I have a Raleigh Randonneur from the early 90s. It's been well looked after, with many years of regular use, often heavily loaded. The frame was slightly dented at the back of the seat tube by a bike shop many years ago. All components apart from front & back rack have been replaced over time.

Q2. What should I check to help decide if I need to replace this much loved old bike?
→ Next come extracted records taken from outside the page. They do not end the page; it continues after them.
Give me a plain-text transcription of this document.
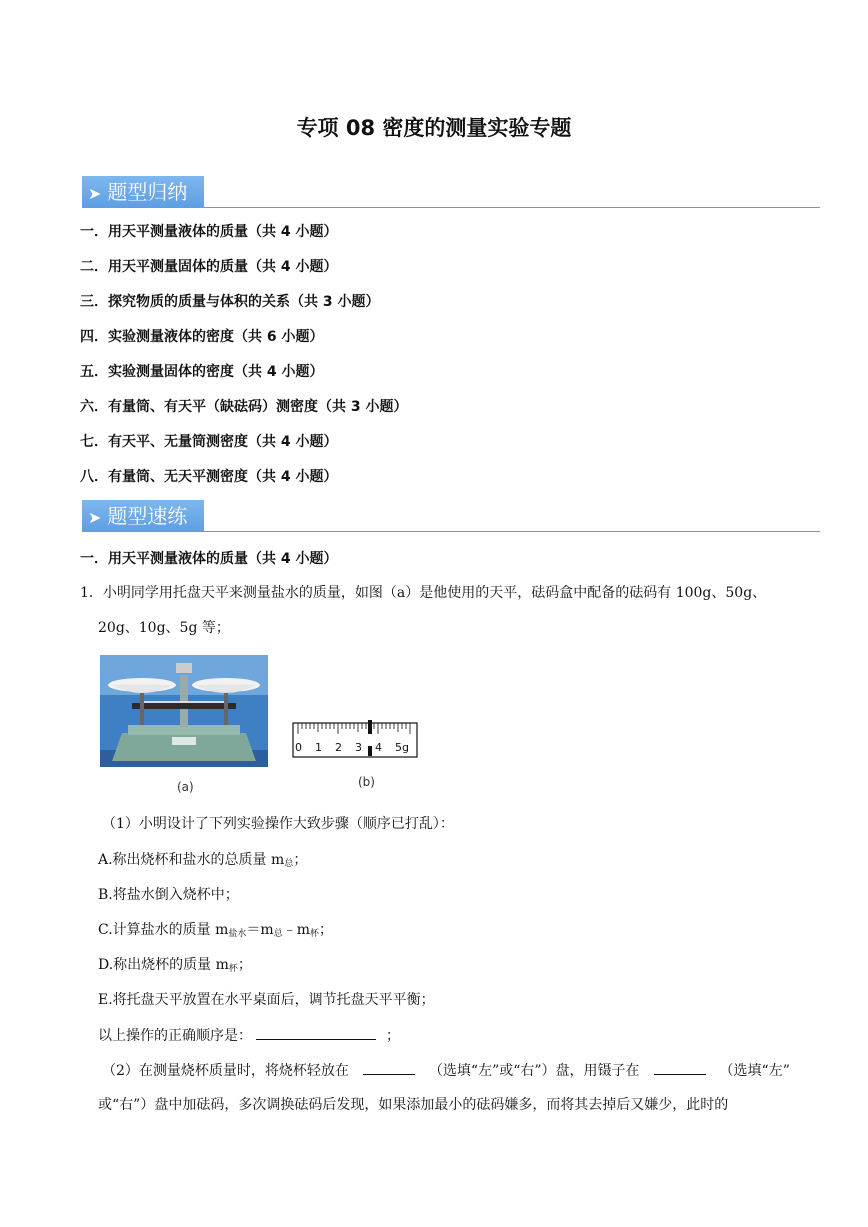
专项 08 密度的测量实验专题
➤ 题型归纳
一．用天平测量液体的质量（共 4 小题）
二．用天平测量固体的质量（共 4 小题）
三．探究物质的质量与体积的关系（共 3 小题）
四．实验测量液体的密度（共 6 小题）
五．实验测量固体的密度（共 4 小题）
六．有量筒、有天平（缺砝码）测密度（共 3 小题）
七．有天平、无量筒测密度（共 4 小题）
八．有量筒、无天平测密度（共 4 小题）
➤ 题型速练
一．用天平测量液体的质量（共 4 小题）
1．小明同学用托盘天平来测量盐水的质量，如图（a）是他使用的天平，砝码盒中配备的砝码有 100g、50g、
20g、10g、5g 等；
(a)
0 1 2 3 4 5g
(b)
（1）小明设计了下列实验操作大致步骤（顺序已打乱）：
A.称出烧杯和盐水的总质量 $m_总$；
B.将盐水倒入烧杯中；
C.计算盐水的质量 $m_{盐水}=m_总﹣m_杯$；
D.称出烧杯的质量 $m_杯$；
E.将托盘天平放置在水平桌面后，调节托盘天平平衡；
以上操作的正确顺序是：	；
（2）在测量烧杯质量时，将烧杯轻放在	（选填“左”或“右”）盘，用镊子在	（选填“左”
或“右”）盘中加砝码，多次调换砝码后发现，如果添加最小的砝码嫌多，而将其去掉后又嫌少，此时的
(When is it time to retire a bike?)

#BikeNiteQ #BikeNite #BikeTooter cc @bikenite

@ascentale #BikeNite A2. Check the frame for rust (I assume it's a steel bicycle?) and/or cracks. If there's no evidence of significant structural compromise, keep riding it. My fitness bicycle is a 1991 or 1992 Trek 820 MTB with street tires. I gave it a complete teardown, cleaning, and rebuild in Autumn 2024. It's good for decades.
@gcvsa @ascentale Agreed, provided you can source parts that will fit it. #BikeNite
@lopta Anything made in the 1990s should be international standards. It's mostly only when you got back to the 1970s that you run into the old English and French standards.
@gcvsa That's encouraging to read. I know Raleigh in particular went in for proprietary parts. #BikeNite

@lopta I'm not sure that Raleigh necessarily used proprietary parts so much as they adhered to older British standards that bicycle companies outside the UK did not use. Many French brands had their own standards which were equally incompatible.

But, by the 1990s, the global market had pretty much done away with competing standards, probably because so much production moved to Taiwan and China.

@gcvsa This was mostly a problem for me in the 1980s.